During the first week of the lab, you will develop a complete draft of your presentation. This draft should be as close as possible to what you expect to present at the end of the project, after your example program is written.
Your presentation should explore your one key advantage of your design pattern from multiple perspectives. The key advantage should be complex enough to allow for different perspectives. You should certainly include a UML diagram illustrating aspects of the code you plan to write that support this point. (Discuss exceptions with the instructor.)
Your presentation should also include code snippets that focus in on key parts of the program you plan to write and illustrate the advantages of your pattern.
You should also support it from other perspectives, possibly including, but certainly NOT using all ideas from, ideas we have discussed earlier in the course, ideas online, or this brainstorming list:
All of these perspectives should key into your demo app, showing details from the app rather than abstractions or other example programs that are out there. Sometimes, an additional example beyond your app may also be useful, but should not replace tie-ins to your example application. Write the presentation as if the example program already exists. For example, your class diagrams should use names for classes you plan to write in your example program.
Many of these perspectives – especially the required UML class diagrams and code snippets – can be enhanced by contrasting them to a solution that does NOT use the design pattern. In some cases, you may wish to even implement the alternative solution, e.g., to show a performance advantage of the design pattern or to work out what the alternative is more clearly in your own mind.
Do NOT attempt to describe your entire demo application’s source code in your presentation. Class diagrams should include only those classes that support the goal of illustrating key elements of how the pattern is applied to your project. In particular, do not include all attributes and methods within each class. Likewise, code snippets should be just long enough to illustrate your point. You will may need to develop multiple diagrams and combine diagrams with different code snippets (which may be on a diagram!) to illustrate different aspects of the pattern and the pattern’s key advantage. This is an art. The whole team should review each perspective to ensure the level of detail is just right.

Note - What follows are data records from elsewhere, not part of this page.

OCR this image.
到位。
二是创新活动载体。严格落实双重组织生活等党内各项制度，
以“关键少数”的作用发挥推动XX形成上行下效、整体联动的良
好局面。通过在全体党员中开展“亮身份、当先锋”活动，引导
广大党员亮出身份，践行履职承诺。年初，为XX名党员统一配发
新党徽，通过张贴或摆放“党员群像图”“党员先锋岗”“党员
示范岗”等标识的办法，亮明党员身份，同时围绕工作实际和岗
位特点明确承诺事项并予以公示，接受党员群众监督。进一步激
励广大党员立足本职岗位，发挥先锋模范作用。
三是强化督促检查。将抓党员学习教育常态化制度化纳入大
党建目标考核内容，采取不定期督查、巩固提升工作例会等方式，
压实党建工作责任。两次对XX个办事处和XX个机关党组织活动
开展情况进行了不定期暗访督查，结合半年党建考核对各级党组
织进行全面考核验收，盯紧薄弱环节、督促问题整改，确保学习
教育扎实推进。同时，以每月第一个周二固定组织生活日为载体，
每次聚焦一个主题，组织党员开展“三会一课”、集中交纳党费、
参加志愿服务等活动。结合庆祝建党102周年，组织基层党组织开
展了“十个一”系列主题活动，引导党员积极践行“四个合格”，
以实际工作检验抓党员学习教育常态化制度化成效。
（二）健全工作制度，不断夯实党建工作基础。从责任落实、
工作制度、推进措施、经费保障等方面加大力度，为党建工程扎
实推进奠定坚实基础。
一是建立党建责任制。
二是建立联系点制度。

Your presentation will be evaluated according to the Exhibit Curiosity SWE2410 Rubric. As you look at multiple perspectives, focus on the Perspectives and Intellectual Inquiry dimensions of the rubric.
At the end of your presentation, include a slide that acknowledge the sources of your ideas in the presentation. Do NOT show this slide to your peers – keep it in an appendix. The purpose for this slide is to acknowledge to your instructor where you got your ideas for the presentation. As nearly all of your perspectives should build on your own original example application, hardly any of the material in the presentation should be quoted or copied from external sources in any case.
Submit your draft as directed by your instructor. Where you plan to supplement your presentation with board work, write what you plan to write on the board in a second PDF that you mention from your presentation.